18 Wat u aengaet, ô Koninck, de Alderhoochste Godt heeft uwen Vader Nebucadnezar het Koninckrijcke, ende grootheyt, ende eere, ende heerlickheyt gegeven:
19 Ende van wegen de grootheyt die hy hem gegeven hadde, beefden ende zitterden alle volckeren, natien, ende tongen voor hem: dien hy wilde, doodde hy, ende dien hy wilde, behielt hy in’t leven, ende dien hy wilde, verhoochde hy, ende dien hy wilde, vernederde hy.

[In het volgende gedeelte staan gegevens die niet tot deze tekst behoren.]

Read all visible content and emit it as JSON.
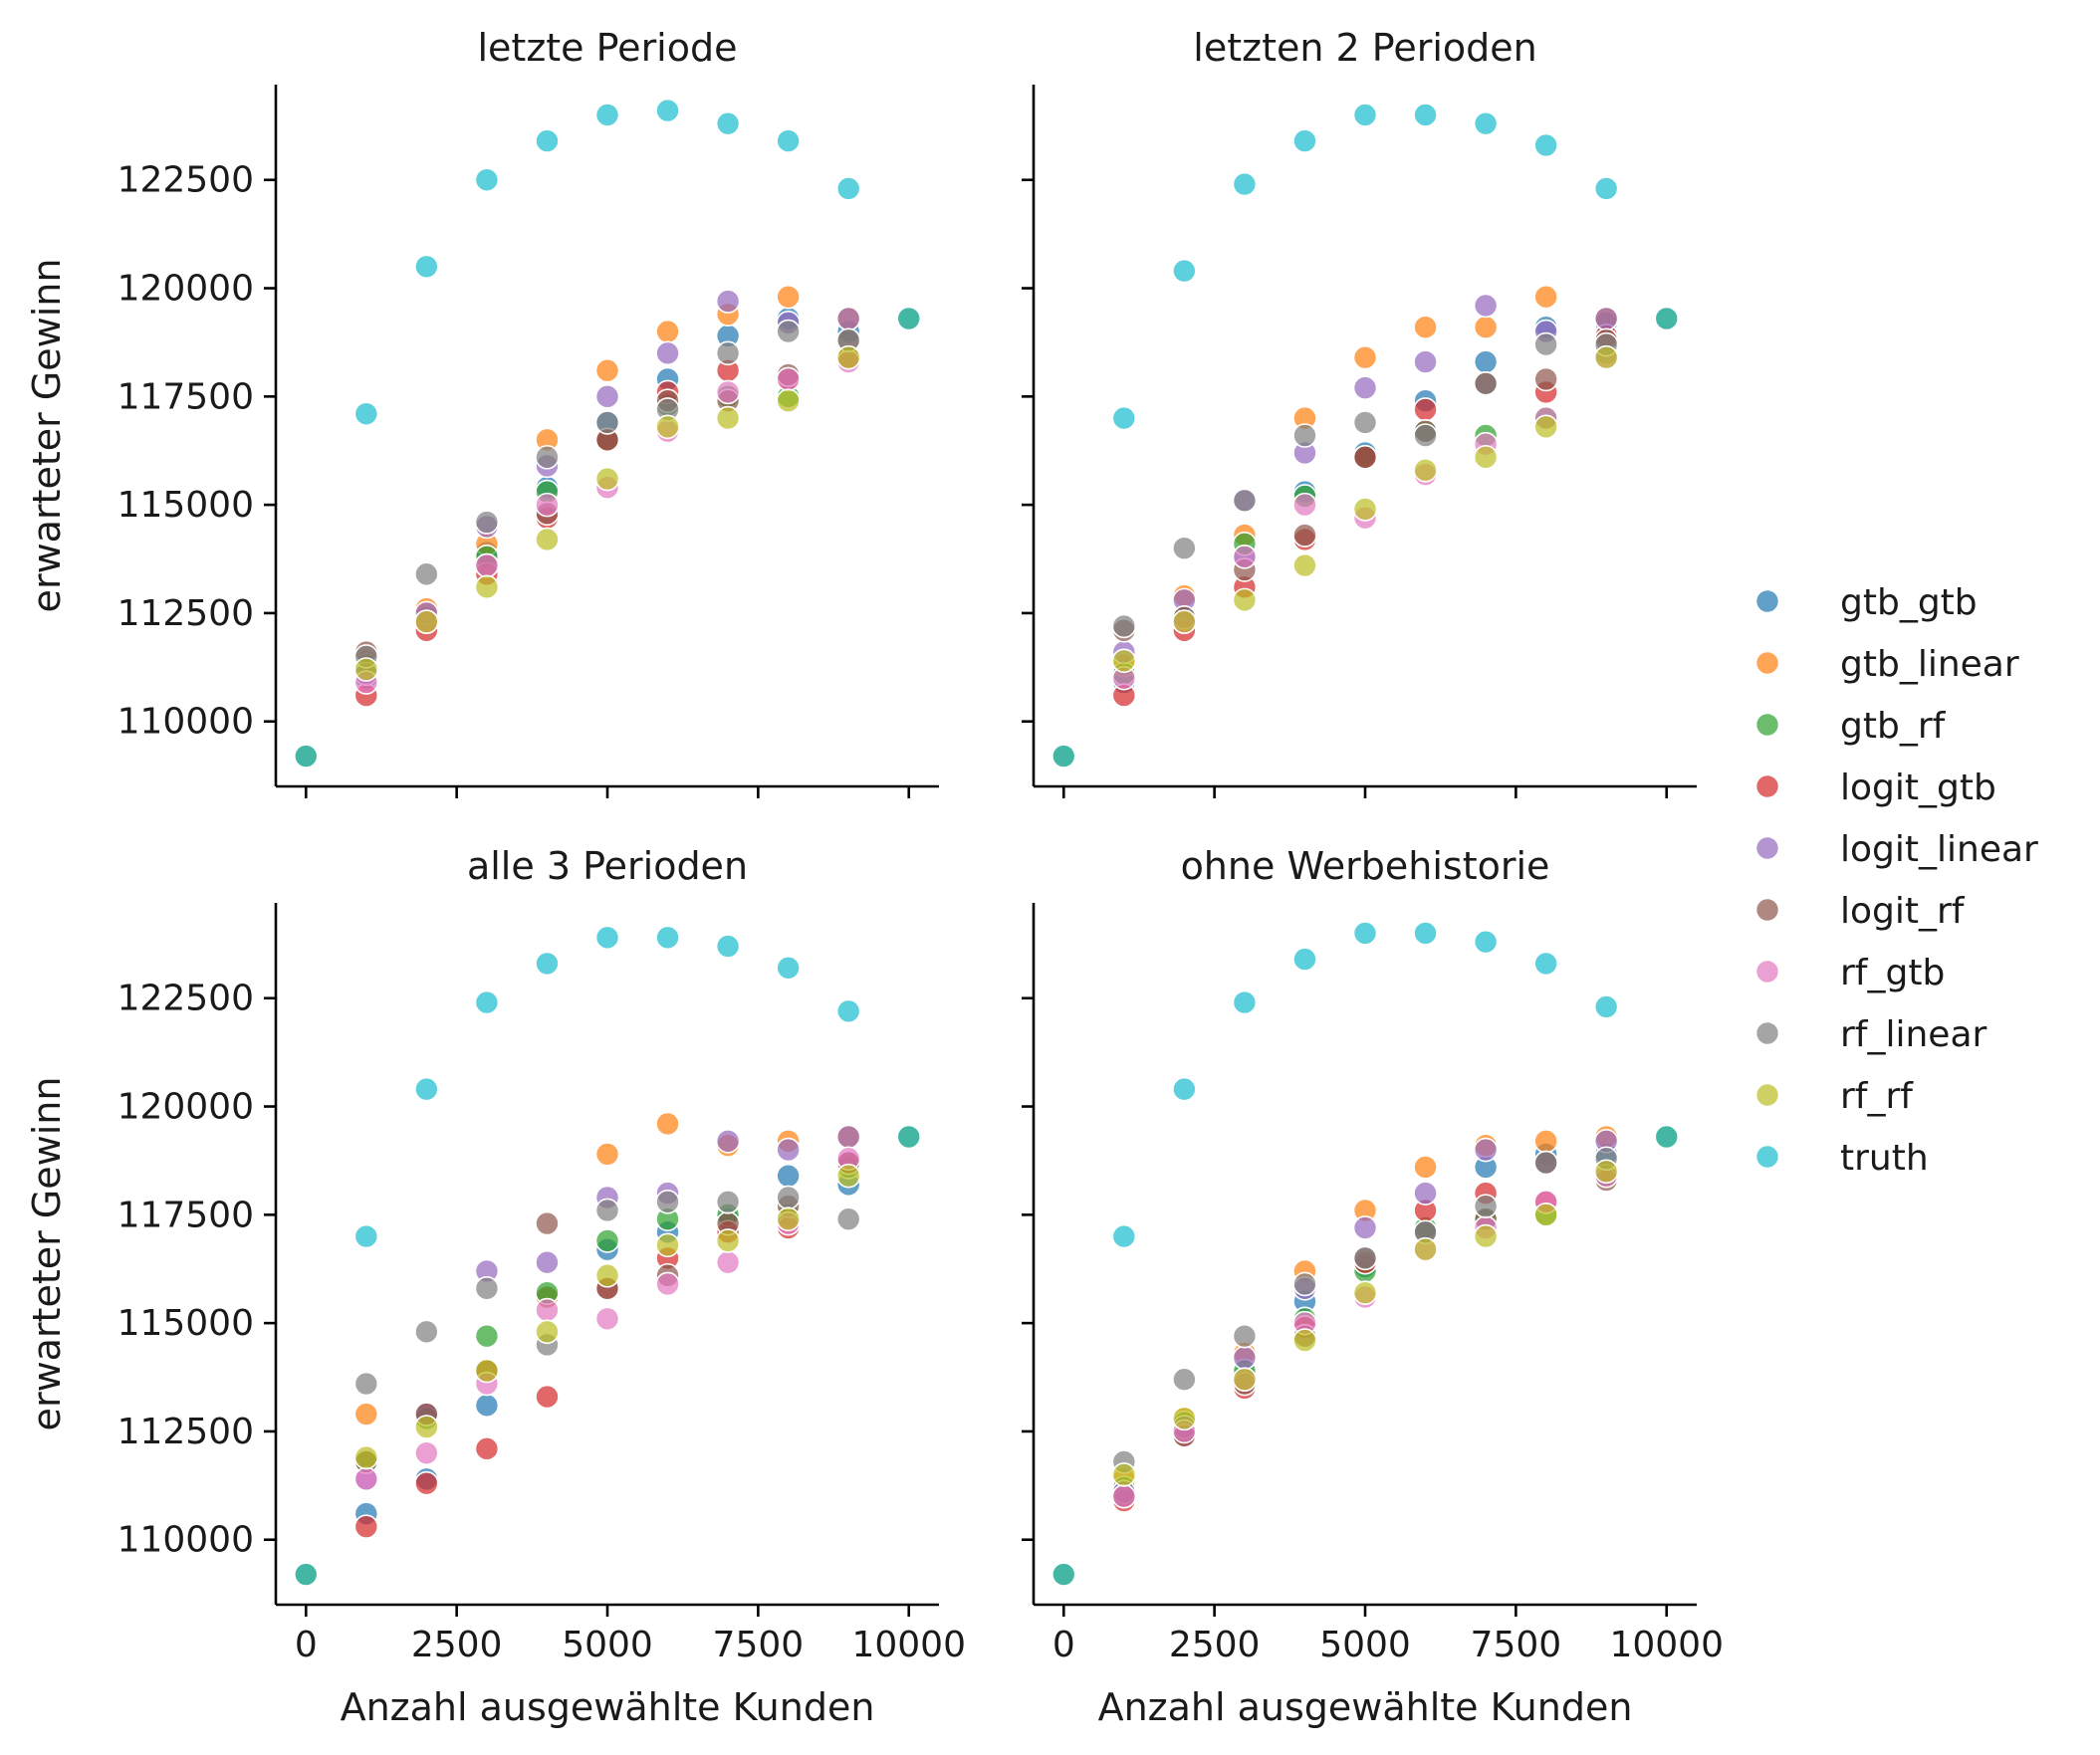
{
  "chart_data": {
    "type": "scatter",
    "shared_x_ticks": [
      "0",
      "2500",
      "5000",
      "7500",
      "10000"
    ],
    "shared_y_ticks": [
      "110000",
      "112500",
      "115000",
      "117500",
      "120000",
      "122500"
    ],
    "xlim": [
      -500,
      10500
    ],
    "ylim": [
      108500,
      124700
    ],
    "xlabel": "Anzahl ausgewählte Kunden",
    "ylabel": "erwarteter Gewinn",
    "legend_position": "right",
    "series_styles": [
      {
        "name": "gtb_gtb",
        "color": "#1f77b4"
      },
      {
        "name": "gtb_linear",
        "color": "#ff7f0e"
      },
      {
        "name": "gtb_rf",
        "color": "#2ca02c"
      },
      {
        "name": "logit_gtb",
        "color": "#d62728"
      },
      {
        "name": "logit_linear",
        "color": "#9467bd"
      },
      {
        "name": "logit_rf",
        "color": "#8c564b"
      },
      {
        "name": "rf_gtb",
        "color": "#e377c2"
      },
      {
        "name": "rf_linear",
        "color": "#7f7f7f"
      },
      {
        "name": "rf_rf",
        "color": "#bcbd22"
      },
      {
        "name": "truth",
        "color": "#17becf"
      }
    ],
    "panels": [
      {
        "title": "letzte Periode",
        "x": [
          0,
          1000,
          2000,
          3000,
          4000,
          5000,
          6000,
          7000,
          8000,
          9000,
          10000
        ],
        "series": [
          {
            "name": "gtb_gtb",
            "values": [
              109200,
              111000,
              112400,
              113900,
              115400,
              116900,
              117900,
              118900,
              119300,
              119000,
              119300
            ]
          },
          {
            "name": "gtb_linear",
            "values": [
              109200,
              111400,
              112600,
              114100,
              116500,
              118100,
              119000,
              119400,
              119800,
              119300,
              119300
            ]
          },
          {
            "name": "gtb_rf",
            "values": [
              109200,
              111300,
              112300,
              113800,
              115300,
              116500,
              117300,
              117500,
              117500,
              118400,
              119300
            ]
          },
          {
            "name": "logit_gtb",
            "values": [
              109200,
              110600,
              112100,
              113400,
              114700,
              116500,
              117600,
              118100,
              117900,
              118400,
              119300
            ]
          },
          {
            "name": "logit_linear",
            "values": [
              109200,
              111100,
              112500,
              114500,
              115900,
              117500,
              118500,
              119700,
              119200,
              119300,
              119300
            ]
          },
          {
            "name": "logit_rf",
            "values": [
              109200,
              111600,
              112300,
              113600,
              114800,
              116500,
              117400,
              117400,
              118000,
              118800,
              119300
            ]
          },
          {
            "name": "rf_gtb",
            "values": [
              109200,
              110900,
              112300,
              113600,
              115000,
              115400,
              116700,
              117600,
              117900,
              118300,
              119300
            ]
          },
          {
            "name": "rf_linear",
            "values": [
              109200,
              111500,
              113400,
              114600,
              116100,
              116900,
              117200,
              118500,
              119000,
              118800,
              119300
            ]
          },
          {
            "name": "rf_rf",
            "values": [
              109200,
              111200,
              112300,
              113100,
              114200,
              115600,
              116800,
              117000,
              117400,
              118400,
              119300
            ]
          },
          {
            "name": "truth",
            "values": [
              109200,
              117100,
              120500,
              122500,
              123400,
              124000,
              124100,
              123800,
              123400,
              122300,
              119300
            ]
          }
        ]
      },
      {
        "title": "letzten 2 Perioden",
        "x": [
          0,
          1000,
          2000,
          3000,
          4000,
          5000,
          6000,
          7000,
          8000,
          9000,
          10000
        ],
        "series": [
          {
            "name": "gtb_gtb",
            "values": [
              109200,
              110900,
              112400,
              113800,
              115300,
              116200,
              117400,
              118300,
              119100,
              119200,
              119300
            ]
          },
          {
            "name": "gtb_linear",
            "values": [
              109200,
              111300,
              112900,
              114300,
              117000,
              118400,
              119100,
              119100,
              119800,
              119300,
              119300
            ]
          },
          {
            "name": "gtb_rf",
            "values": [
              109200,
              111100,
              112400,
              114100,
              115200,
              116100,
              116700,
              116600,
              117000,
              118500,
              119300
            ]
          },
          {
            "name": "logit_gtb",
            "values": [
              109200,
              110600,
              112100,
              113100,
              114200,
              116100,
              117200,
              117800,
              117600,
              118900,
              119300
            ]
          },
          {
            "name": "logit_linear",
            "values": [
              109200,
              111600,
              112800,
              115100,
              116200,
              117700,
              118300,
              119600,
              119000,
              119300,
              119300
            ]
          },
          {
            "name": "logit_rf",
            "values": [
              109200,
              112100,
              112400,
              113500,
              114300,
              116100,
              116700,
              117800,
              117900,
              118800,
              119300
            ]
          },
          {
            "name": "rf_gtb",
            "values": [
              109200,
              111000,
              112300,
              113800,
              115000,
              114700,
              115700,
              116400,
              117000,
              118400,
              119300
            ]
          },
          {
            "name": "rf_linear",
            "values": [
              109200,
              112200,
              114000,
              115100,
              116600,
              116900,
              116600,
              117800,
              118700,
              118700,
              119300
            ]
          },
          {
            "name": "rf_rf",
            "values": [
              109200,
              111400,
              112300,
              112800,
              113600,
              114900,
              115800,
              116100,
              116800,
              118400,
              119300
            ]
          },
          {
            "name": "truth",
            "values": [
              109200,
              117000,
              120400,
              122400,
              123400,
              124000,
              124000,
              123800,
              123300,
              122300,
              119300
            ]
          }
        ]
      },
      {
        "title": "alle 3 Perioden",
        "x": [
          0,
          1000,
          2000,
          3000,
          4000,
          5000,
          6000,
          7000,
          8000,
          9000,
          10000
        ],
        "series": [
          {
            "name": "gtb_gtb",
            "values": [
              109200,
              110600,
              111400,
              113100,
              115600,
              116700,
              117100,
              117400,
              118400,
              118200,
              119300
            ]
          },
          {
            "name": "gtb_linear",
            "values": [
              109200,
              112900,
              112900,
              113900,
              115600,
              118900,
              119600,
              119100,
              119200,
              119300,
              119300
            ]
          },
          {
            "name": "gtb_rf",
            "values": [
              109200,
              111800,
              112800,
              114700,
              115700,
              116900,
              117400,
              117500,
              117500,
              118600,
              119300
            ]
          },
          {
            "name": "logit_gtb",
            "values": [
              109200,
              110300,
              111300,
              112100,
              113300,
              115800,
              116500,
              117100,
              117200,
              118700,
              119300
            ]
          },
          {
            "name": "logit_linear",
            "values": [
              109200,
              111400,
              112900,
              116200,
              116400,
              117900,
              118000,
              119200,
              119000,
              119300,
              119300
            ]
          },
          {
            "name": "logit_rf",
            "values": [
              109200,
              111800,
              112900,
              113900,
              117300,
              115800,
              116100,
              117300,
              117700,
              118700,
              119300
            ]
          },
          {
            "name": "rf_gtb",
            "values": [
              109200,
              111400,
              112000,
              113600,
              115300,
              115100,
              115900,
              116400,
              117300,
              118800,
              119300
            ]
          },
          {
            "name": "rf_linear",
            "values": [
              109200,
              113600,
              114800,
              115800,
              114500,
              117600,
              117800,
              117800,
              117900,
              117400,
              119300
            ]
          },
          {
            "name": "rf_rf",
            "values": [
              109200,
              111900,
              112600,
              113900,
              114800,
              116100,
              116800,
              116900,
              117400,
              118400,
              119300
            ]
          },
          {
            "name": "truth",
            "values": [
              109200,
              117000,
              120400,
              122400,
              123300,
              123900,
              123900,
              123700,
              123200,
              122200,
              119300
            ]
          }
        ]
      },
      {
        "title": "ohne Werbehistorie",
        "x": [
          0,
          1000,
          2000,
          3000,
          4000,
          5000,
          6000,
          7000,
          8000,
          9000,
          10000
        ],
        "series": [
          {
            "name": "gtb_gtb",
            "values": [
              109200,
              111100,
              112500,
              113800,
              115500,
              116300,
              117100,
              118600,
              118900,
              118900,
              119300
            ]
          },
          {
            "name": "gtb_linear",
            "values": [
              109200,
              111400,
              112800,
              114300,
              116200,
              117600,
              118600,
              119100,
              119200,
              119300,
              119300
            ]
          },
          {
            "name": "gtb_rf",
            "values": [
              109200,
              111200,
              112700,
              113900,
              115100,
              116200,
              117200,
              117400,
              117500,
              118400,
              119300
            ]
          },
          {
            "name": "logit_gtb",
            "values": [
              109200,
              110900,
              112400,
              113500,
              114900,
              116400,
              117600,
              118000,
              117800,
              118500,
              119300
            ]
          },
          {
            "name": "logit_linear",
            "values": [
              109200,
              111100,
              112600,
              114200,
              115800,
              117200,
              118000,
              119000,
              118700,
              119200,
              119300
            ]
          },
          {
            "name": "logit_rf",
            "values": [
              109200,
              111000,
              112400,
              113600,
              114700,
              116500,
              117100,
              117400,
              118700,
              118300,
              119300
            ]
          },
          {
            "name": "rf_gtb",
            "values": [
              109200,
              111000,
              112500,
              113700,
              115000,
              115600,
              116700,
              117200,
              117800,
              118400,
              119300
            ]
          },
          {
            "name": "rf_linear",
            "values": [
              109200,
              111800,
              113700,
              114700,
              115900,
              116500,
              117100,
              117700,
              118700,
              118800,
              119300
            ]
          },
          {
            "name": "rf_rf",
            "values": [
              109200,
              111500,
              112800,
              113700,
              114600,
              115700,
              116700,
              117000,
              117500,
              118500,
              119300
            ]
          },
          {
            "name": "truth",
            "values": [
              109200,
              117000,
              120400,
              122400,
              123400,
              124000,
              124000,
              123800,
              123300,
              122300,
              119300
            ]
          }
        ]
      }
    ]
  }
}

20 Maer doe sich zijn herte verhief, ende sijn geest verstijft wiert ter hoovaerdye: wiert hy van den throon sijnes Koninckrijcks afgestooten, ende men nam de eere van hem wech.
21 Ende hy wiert van de kinderen der menschen verstooten, ende sijn herte wiert den beesten gelijck gemaeckt, ende sijne wooninge was by de wout-ezelen, men gaf hem gras te smaken gelijck de ossen, ende sijn lichaem wiert van den dauw des hemels nat gemaeckt, tot dat hy bekende, dat Godt de Alderhoochste, heerscher is over de Koninckrijcken der menschen, ende over de selve stelt wien hy wil.
22 Ende ghy Belsazar sijn sone, en hebt u herte niet vernedert, alhoewel ghy dit alles wel geweten hebt.
23 Maer ghy hebt u verheven tegen den Heere des hemels, ende men heeft de vaten sijnes huys voor u gebracht, ende ghy, ende uwe Geweldige, uwe wijven, ende uwe bywijven, hebben wijn uyt de selve gedroncken, ende de Goden van silver, ende gout, coper, yser, hout, ende steen, die niet en sien noch hooren, noch weten, hebt ghy gepresen: maer dien Godt, in wiens hant uwen adem is, ende by wien alle uwe paden zijn, en hebt ghy niet verheerlickt:
24 Doe is dat deel der hant van hem gesonden, ende dese schrift geteeckent geworden.
25 Dit nu is de schrift, die daer geteeckent is, Mene Mene, Tekel, Upharsin .
26 Dit is de uytlegginge deser woorden, Mene , Godt heeft u Coninckrijcke getelt, ende hy heeftet voleyndet.
27 Tekel , Ghy zijt in weegschalen gewogen, ende ghy zijt te licht gevonden.
28 Peres , U Koninckrijcke is verdeylt, ende ’t is den Meden ende den Persen gegeven.
29 Doe beval Belsazar, ende sy becleedden Daniel met purper, met een gouden keten om sijnen hals, ende sy riepen over luyt van hem, dat hy de derde heerscher in dat Koninckrijcke was.
30 In die selve nacht wiert Belsazar der Chaldeen Koninck gedoodt.